Autant vous le dire tout se suite, il est quasiment impossible de comprendre un quelconque scénario à Datura. Là où Limbo et Journey permettaient une interprétation personnelle tout à fait valable devant leur symbolisme, Datura ressemble plus à un patchwork de séquences n’ayant ni queue ni tête, et je doute que les internautes fassent l’effort d’essayer d’y trouver un sens tant la narration est en tous points décousue.
Néanmoins, l’univers offert par le soft est prenant, surtout à la première partie, et vous voudrez vraiment aller jusqu’au bout de l’aventure pour voir le dénouement de ce voyage hallucinogène qui, s’il ne sera pas inoubliable, aura au moins eu le mérite de nous proposer une façon de jouer différente. Un Myst sous acide, sans le génie et la difficulté, mais avec la 3D en plus.
Le vidéo-test
Réalisation: 14/20
Le travail sur la forêt de Datura est très satisfaisant, même si un aliasing prononcé est présent. On apprécie les teintes automnales, les détails comme les insectes qui virevoltent, les oiseaux qui piaillent et la brume environnante assez réaliste. Néanmoins, le soft est loin d’être une tuerie technique et certaines séquences vous piqueront un peu les yeux.
Gameplay/Scénario: 10/20
Ne cherchez pas de scénario ou d’interprétation personnelle percutante à Datura: il n’y en a tout simplement pas. Le soft doit être pris pour ce qu’il est: une expérience particulière avec des séquences toutes plus floues les unes que les autres et une fin alambiquée. Niveau gameplay, le PS Move offre plus d’immersion que la manette mais la reconnaissance de mouvement est très imparfaite et vous fera pester quand vous devrez vous y reprendre par trois ou quatre fois avant de serer une simple balle dans votre paume… Fort heureusement, le système d’aide pallie en partie ce problème. Enfin, le découpage du soft en énigmes et flash apparaît trop linéaire et scripté.
Bande-Son: 14/20
Des musiques trop peu nombreuses mais qui mettent plutôt bien dans l’ambiance, avec des sonorités tristes et lancinantes. Les bruitages, quant à eux, sont tout à fait corrects et donnent vie à ce petit univers. Pas de voix, par contre, tout le soft étant résolument muet.
Durée de vie: 09/20
Comptez deux heures pour en faire le tour une première fois en recherchant tous les bouleaux. Par la suite, il vous faudra une cinquantaine de minutes au plus pour parvenir à la fin, ce qui est relativement peu, même pour un jeu PSN. Néanmoins, vous tenterez d’y revenir plusieurs fois histoire de trouver une autre conclusion que celle fournie de base…mais pour ma part cela s’est révélé être sans succès.

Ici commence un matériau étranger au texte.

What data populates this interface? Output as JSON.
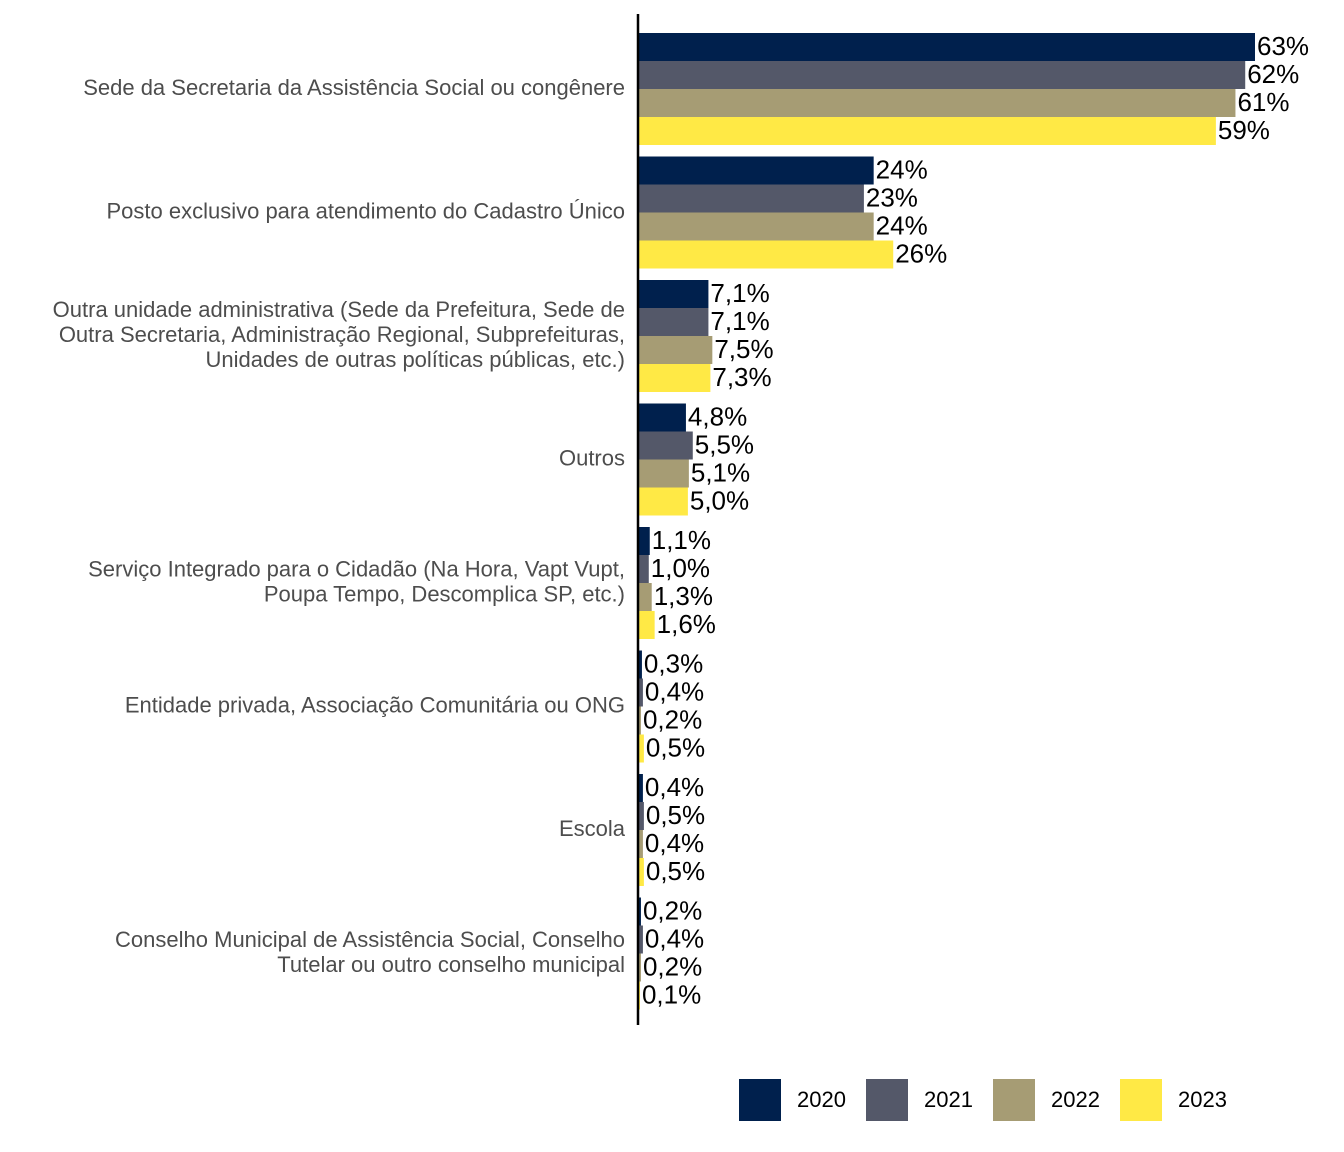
{
  "chart_data": {
    "type": "bar",
    "orientation": "horizontal",
    "title": "",
    "xlabel": "",
    "ylabel": "",
    "xlim": [
      0,
      63
    ],
    "grid": false,
    "legend_position": "bottom-right",
    "categories": [
      [
        "Sede da Secretaria da Assistência Social ou congênere"
      ],
      [
        "Posto exclusivo para atendimento do Cadastro Único"
      ],
      [
        "Outra unidade administrativa (Sede da Prefeitura, Sede de",
        "Outra Secretaria, Administração Regional, Subprefeituras,",
        "Unidades de outras políticas públicas, etc.)"
      ],
      [
        "Outros"
      ],
      [
        "Serviço Integrado para o Cidadão (Na Hora, Vapt Vupt,",
        "Poupa Tempo, Descomplica SP, etc.)"
      ],
      [
        "Entidade privada, Associação Comunitária ou ONG"
      ],
      [
        "Escola"
      ],
      [
        "Conselho Municipal de Assistência Social, Conselho",
        "Tutelar ou outro conselho municipal"
      ]
    ],
    "series": [
      {
        "name": "2020",
        "color": "#00204d",
        "values": [
          63,
          24,
          7.1,
          4.8,
          1.1,
          0.3,
          0.4,
          0.2
        ],
        "labels": [
          "63%",
          "24%",
          "7,1%",
          "4,8%",
          "1,1%",
          "0,3%",
          "0,4%",
          "0,2%"
        ]
      },
      {
        "name": "2021",
        "color": "#545869",
        "values": [
          62,
          23,
          7.1,
          5.5,
          1.0,
          0.4,
          0.5,
          0.4
        ],
        "labels": [
          "62%",
          "23%",
          "7,1%",
          "5,5%",
          "1,0%",
          "0,4%",
          "0,5%",
          "0,4%"
        ]
      },
      {
        "name": "2022",
        "color": "#a69c74",
        "values": [
          61,
          24,
          7.5,
          5.1,
          1.3,
          0.2,
          0.4,
          0.2
        ],
        "labels": [
          "61%",
          "24%",
          "7,5%",
          "5,1%",
          "1,3%",
          "0,2%",
          "0,4%",
          "0,2%"
        ]
      },
      {
        "name": "2023",
        "color": "#ffe945",
        "values": [
          59,
          26,
          7.3,
          5.0,
          1.6,
          0.5,
          0.5,
          0.1
        ],
        "labels": [
          "59%",
          "26%",
          "7,3%",
          "5,0%",
          "1,6%",
          "0,5%",
          "0,5%",
          "0,1%"
        ]
      }
    ]
  }
}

Note Globale N-Gamz.com: 11/20
Datura tient plus du voyage métaphysique que du jeu vidéo classique. Véritable production typée « art et essai », le soft commence par attiser la curiosité du joueur de part son univers particulier et sa gestion de la main qui épouse chaque objet de façon plus ou moins naturelle. Hélas, ce n’est que pour mieux décevoir son public avec une conclusion qui laisse sur sa faim et des errances scénaristique et de gameplay qui plombent le titre. Oui pour les softs à haut degré de symbolisme, mais quand il y a au moins encore un sens à comprendre! Néanmoins, l’expérience a le mérite d’être unique et la première fois que vous parcourez le jeu, l’effet de surprise vous fera oublier les défauts précités pour tout simplement apprécier cette balade forestière hallucinatoire.